Sadly, that just wasn’t enough to sate the appetite of growth investors who expected a little more top-line growth. And with management forecasting that sales might only grow by 17% for the full year of 2025, the stock endured a bit of a tumble.
A buying opportunity?
Even after its recent valuation hit, at a price-to-sales ratio of 8.8, Cellebrite shares can hardly be described as cheap. Yet projections from some analysts suggest that the premium might be worth paying. For example, JPMorgan currently has a share price target of $28 – around 70% higher than today’s price.
Such large 12-month projections should always be taken with a grain of salt. But Cellebrite’s target market is expected to grow at a near-15% annualised rate over the next five years. And given the company’s already the top dog in the sector, we might still be in the early days of Cellebrite’s growth story – even more so now that profits have started to materialise.

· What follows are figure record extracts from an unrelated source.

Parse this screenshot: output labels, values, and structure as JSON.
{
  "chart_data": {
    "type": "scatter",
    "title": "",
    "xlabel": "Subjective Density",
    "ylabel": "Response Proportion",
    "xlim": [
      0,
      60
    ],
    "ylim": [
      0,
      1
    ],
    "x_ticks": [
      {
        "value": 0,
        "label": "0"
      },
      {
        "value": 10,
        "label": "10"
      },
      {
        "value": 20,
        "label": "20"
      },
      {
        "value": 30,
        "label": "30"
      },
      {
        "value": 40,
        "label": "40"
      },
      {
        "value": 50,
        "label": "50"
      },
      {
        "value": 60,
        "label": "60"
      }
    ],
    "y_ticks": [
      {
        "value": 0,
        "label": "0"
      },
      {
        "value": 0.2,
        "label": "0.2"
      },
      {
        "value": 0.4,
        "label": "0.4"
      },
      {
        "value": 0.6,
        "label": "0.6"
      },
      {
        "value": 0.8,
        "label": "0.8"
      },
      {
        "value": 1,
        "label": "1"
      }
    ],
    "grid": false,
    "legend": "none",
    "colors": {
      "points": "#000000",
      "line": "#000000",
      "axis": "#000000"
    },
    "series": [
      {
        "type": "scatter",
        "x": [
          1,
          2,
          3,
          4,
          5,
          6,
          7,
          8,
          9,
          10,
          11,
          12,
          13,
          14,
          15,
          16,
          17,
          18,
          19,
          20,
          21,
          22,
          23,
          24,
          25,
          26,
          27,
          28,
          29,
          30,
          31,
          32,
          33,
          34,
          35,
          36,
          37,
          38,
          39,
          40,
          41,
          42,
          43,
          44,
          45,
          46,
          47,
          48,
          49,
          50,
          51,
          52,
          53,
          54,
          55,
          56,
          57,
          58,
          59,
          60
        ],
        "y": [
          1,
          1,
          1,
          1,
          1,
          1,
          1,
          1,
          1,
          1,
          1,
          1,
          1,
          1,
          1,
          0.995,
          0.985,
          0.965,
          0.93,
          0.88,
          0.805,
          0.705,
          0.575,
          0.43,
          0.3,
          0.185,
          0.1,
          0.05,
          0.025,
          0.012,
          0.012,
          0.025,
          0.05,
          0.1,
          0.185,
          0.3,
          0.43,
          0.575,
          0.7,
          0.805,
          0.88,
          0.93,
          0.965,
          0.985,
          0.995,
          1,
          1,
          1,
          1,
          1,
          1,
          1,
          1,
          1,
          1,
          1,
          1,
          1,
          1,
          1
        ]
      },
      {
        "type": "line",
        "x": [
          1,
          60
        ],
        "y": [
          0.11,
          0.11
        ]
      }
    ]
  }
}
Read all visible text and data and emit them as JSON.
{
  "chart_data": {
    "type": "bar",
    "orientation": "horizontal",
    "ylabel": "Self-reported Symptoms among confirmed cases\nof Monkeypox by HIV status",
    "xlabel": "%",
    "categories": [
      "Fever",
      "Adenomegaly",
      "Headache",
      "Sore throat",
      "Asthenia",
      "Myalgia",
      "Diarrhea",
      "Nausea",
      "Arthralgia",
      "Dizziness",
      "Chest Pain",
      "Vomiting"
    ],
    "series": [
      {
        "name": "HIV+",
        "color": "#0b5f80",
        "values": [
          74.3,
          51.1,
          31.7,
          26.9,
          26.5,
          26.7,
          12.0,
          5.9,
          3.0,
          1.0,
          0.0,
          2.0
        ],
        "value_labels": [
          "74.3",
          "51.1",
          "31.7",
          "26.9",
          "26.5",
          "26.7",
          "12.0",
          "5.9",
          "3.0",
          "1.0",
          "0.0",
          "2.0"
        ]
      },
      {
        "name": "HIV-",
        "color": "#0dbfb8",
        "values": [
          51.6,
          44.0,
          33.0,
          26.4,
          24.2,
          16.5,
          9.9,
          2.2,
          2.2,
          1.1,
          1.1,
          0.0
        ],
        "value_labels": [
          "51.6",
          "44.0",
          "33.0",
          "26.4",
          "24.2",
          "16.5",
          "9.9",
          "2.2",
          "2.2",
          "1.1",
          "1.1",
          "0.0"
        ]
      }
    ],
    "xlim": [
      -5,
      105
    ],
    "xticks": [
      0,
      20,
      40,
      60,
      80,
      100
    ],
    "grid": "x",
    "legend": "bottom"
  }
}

Having said that, there’s no denying the high risk here. Cellebrite’s technology is a powerful tool that can be easily abused if it gets into the wrong hands. This reputational risk is already being put to the test with reports of authoritarian regimes using the technology in human rights violations.
Management’s already tackling these issues with much stricter customer screening, disabling access when misuse is detected, as well as proactively suspending sales in over 60 countries. Nevertheless, ethical concerns will undoubtedly persist.
Despite this risk, I remain an optimist. The valuation’s still on the pricey side. But I think the premium might be worth paying, considering the opportunity that Cellebrite’s seeking to capitalise on. That’s why I’ve already used the recent stock price weakness to build a small position in my growth portfolio.